Весь никчемный разговор за сегодняшним обедом, кажется, начинал подходить к своему кульминационному пункту.
Лоорес помолчал. Потом, покручивая своими толстыми и короткими пальцами ножку фужера, неопределенно сказал:
– Во всяком случае, Дональд, в трудную минуту и в пределах разумного вы можете рассчитывать на мое дружеское участие.
– А что это даст вам? – понимая всю нетактичность подобного вопроса, спросил Дональд. – Судя по всему, вам политика Мейсла достаточно близка. Особых нравственных угрызений совести вы не испытаете, если поставите себя на место Мейсла?
Лоорес деланно засмеялся.
– Вы плохой дипломат, Дональд. Иногда прямой, даже законный, но прямой вопрос может привести к самым неожиданным результатам. Но откровенность за откровенность. Мне, как человеку, вовсе не безразлично, что вы называете нравственной стороной процесса. («Лжешь!») У меня своя команда, и в глазах моих ребят я не хотел бы выглядеть таким же беспринципным человеком, каким будет выглядеть Мейсл. Если ему наплевать на все, то у меня другие принципы. Потом мы конкурирующие клубы…

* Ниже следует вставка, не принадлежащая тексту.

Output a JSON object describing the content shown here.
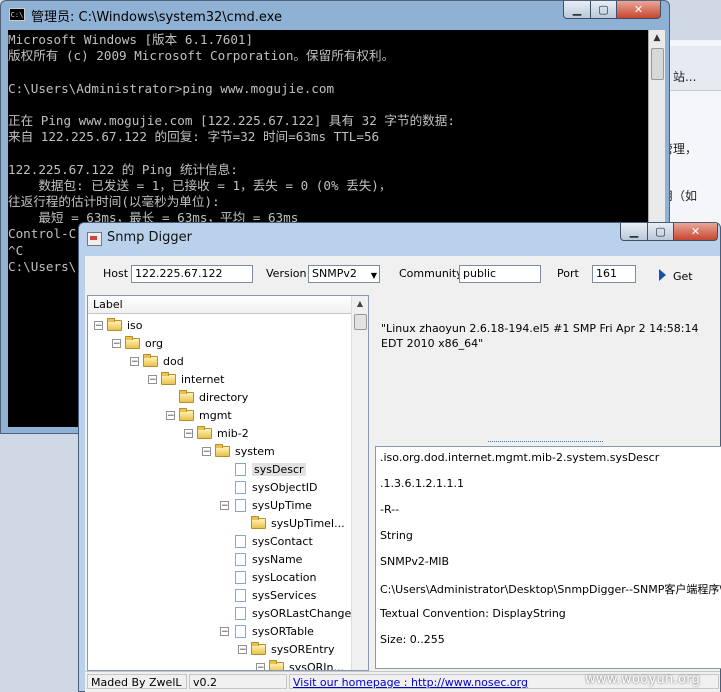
{
  "background": {
    "lines": [
      "器 - 站...",
      "器管理，",
      "应用（如"
    ]
  },
  "cmd": {
    "title": "管理员: C:\\Windows\\system32\\cmd.exe",
    "lines": [
      "Microsoft Windows [版本 6.1.7601]",
      "版权所有 (c) 2009 Microsoft Corporation。保留所有权利。",
      "",
      "C:\\Users\\Administrator>ping www.mogujie.com",
      "",
      "正在 Ping www.mogujie.com [122.225.67.122] 具有 32 字节的数据:",
      "来自 122.225.67.122 的回复: 字节=32 时间=63ms TTL=56",
      "",
      "122.225.67.122 的 Ping 统计信息:",
      "    数据包: 已发送 = 1，已接收 = 1，丢失 = 0 (0% 丢失)，",
      "往返行程的估计时间(以毫秒为单位):",
      "    最短 = 63ms，最长 = 63ms，平均 = 63ms",
      "Control-C",
      "^C",
      "C:\\Users\\"
    ]
  },
  "snmp": {
    "title": "Snmp Digger",
    "host_label": "Host",
    "host_value": "122.225.67.122",
    "version_label": "Version",
    "version_value": "SNMPv2",
    "community_label": "Community",
    "community_value": "public",
    "port_label": "Port",
    "port_value": "161",
    "get_label": "Get",
    "tree_header": "Label",
    "tree": [
      {
        "label": "iso",
        "level": 0,
        "type": "folder",
        "expanded": true
      },
      {
        "label": "org",
        "level": 1,
        "type": "folder",
        "expanded": true
      },
      {
        "label": "dod",
        "level": 2,
        "type": "folder",
        "expanded": true
      },
      {
        "label": "internet",
        "level": 3,
        "type": "folder",
        "expanded": true
      },
      {
        "label": "directory",
        "level": 4,
        "type": "folder",
        "expanded": null
      },
      {
        "label": "mgmt",
        "level": 4,
        "type": "folder",
        "expanded": true
      },
      {
        "label": "mib-2",
        "level": 5,
        "type": "folder",
        "expanded": true
      },
      {
        "label": "system",
        "level": 6,
        "type": "folder",
        "expanded": true
      },
      {
        "label": "sysDescr",
        "level": 7,
        "type": "doc",
        "expanded": null,
        "selected": true
      },
      {
        "label": "sysObjectID",
        "level": 7,
        "type": "doc",
        "expanded": null
      },
      {
        "label": "sysUpTime",
        "level": 7,
        "type": "doc",
        "expanded": true
      },
      {
        "label": "sysUpTimeI...",
        "level": 8,
        "type": "folder",
        "expanded": null
      },
      {
        "label": "sysContact",
        "level": 7,
        "type": "doc",
        "expanded": null
      },
      {
        "label": "sysName",
        "level": 7,
        "type": "doc",
        "expanded": null
      },
      {
        "label": "sysLocation",
        "level": 7,
        "type": "doc",
        "expanded": null
      },
      {
        "label": "sysServices",
        "level": 7,
        "type": "doc",
        "expanded": null
      },
      {
        "label": "sysORLastChange",
        "level": 7,
        "type": "doc",
        "expanded": null
      },
      {
        "label": "sysORTable",
        "level": 7,
        "type": "doc",
        "expanded": true
      },
      {
        "label": "sysOREntry",
        "level": 8,
        "type": "folder",
        "expanded": true
      },
      {
        "label": "sysORIn...",
        "level": 9,
        "type": "folder",
        "expanded": true
      }
    ],
    "value_text": "\"Linux zhaoyun 2.6.18-194.el5 #1 SMP Fri Apr 2 14:58:14 EDT 2010 x86_64\"",
    "details": [
      ".iso.org.dod.internet.mgmt.mib-2.system.sysDescr",
      ".1.3.6.1.2.1.1.1",
      "-R--",
      "String",
      "SNMPv2-MIB",
      "C:\\Users\\Administrator\\Desktop\\SnmpDigger--SNMP客户端程序\\r",
      "Textual Convention: DisplayString",
      "Size: 0..255"
    ],
    "status": {
      "author": "Maded By ZwelL",
      "version": "v0.2",
      "homepage": "Visit our homepage :  http://www.nosec.org"
    }
  },
  "watermark": "www.wooyun.org"
}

– И вы не хотите, чтобы к сезону переходов у Мейсла в наличности оказалась сумма, которая позволила бы ему собрать все сливки и диктовать практически свои условия и цены на рынке?

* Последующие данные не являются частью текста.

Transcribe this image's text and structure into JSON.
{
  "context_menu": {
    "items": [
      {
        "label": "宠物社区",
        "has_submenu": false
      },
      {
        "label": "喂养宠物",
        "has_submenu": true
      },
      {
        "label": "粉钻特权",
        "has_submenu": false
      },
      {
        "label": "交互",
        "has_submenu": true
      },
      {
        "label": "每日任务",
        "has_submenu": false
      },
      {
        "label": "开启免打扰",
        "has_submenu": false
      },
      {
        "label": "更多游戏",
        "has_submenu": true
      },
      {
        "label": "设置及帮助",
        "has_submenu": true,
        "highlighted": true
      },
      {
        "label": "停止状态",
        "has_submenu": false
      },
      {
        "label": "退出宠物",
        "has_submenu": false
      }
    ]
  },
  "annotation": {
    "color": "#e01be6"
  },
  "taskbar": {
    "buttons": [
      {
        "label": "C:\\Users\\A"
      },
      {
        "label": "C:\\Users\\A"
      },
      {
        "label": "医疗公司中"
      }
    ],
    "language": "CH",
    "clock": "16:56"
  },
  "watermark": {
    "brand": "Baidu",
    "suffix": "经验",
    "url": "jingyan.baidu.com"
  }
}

Лоорес оскалился недоброй улыбкой. Дональд видел, что попал в цель.
«Так вот ваше дружеское участие! Ах, Лоорес, все ваши слова на деле оказываются лишь одним – голой, ничем не прикрытой погоней за личной выгодой! Вы хотите меня купить, чтобы я громил с удвоенной силой вашего конкурента. Вы не знаете другого действия, которым можно было бы добиться своей цели. Купить меня, купить Солмана, купить Марфи… Вы даже хотите дружбу людей, их личное отношение к памяти погибших и то закупить оптом…»
– Боюсь, что вы думаете обо мне хуже, чем я есть. Неужели я похож на человека, который готов добиваться своей цели любой ценой? Даже ценой предательства памяти друзей? Борясь за честь мертвых, поступиться своей честью? Увы, «все средства хороши, вплоть до подлости» – не моя философия.
– Вы меня, очевидно, не совсем верно поняли, Дональд. Болезненно обостренное восприятие всего не позволяет вам смотреть более трезво на мое предложение. Не надо таких слов: «предательство», «подлость»… Если два человека, пытаясь найти общий язык, прибегают к такому лексикону, это почти всегда приводит к обострению противоречий, а не к сближению. Вы мне просто симпатичны. И вам предстоит совершить почти подвиг, к тому же бескорыстно и добровольно. Долг порядочного человека – предложить помощь. Если уверены, что она вам не нужна, – пожалуйста! Будем считать, что я вам ничего не говорил. Но случись, вы трезвее посмотрите на вещи и примете иное решение, не забудьте – был человек, который предлагал помощь. Правда, остается человек, у которого в трудную минуту вы можете о ней попросит ь,…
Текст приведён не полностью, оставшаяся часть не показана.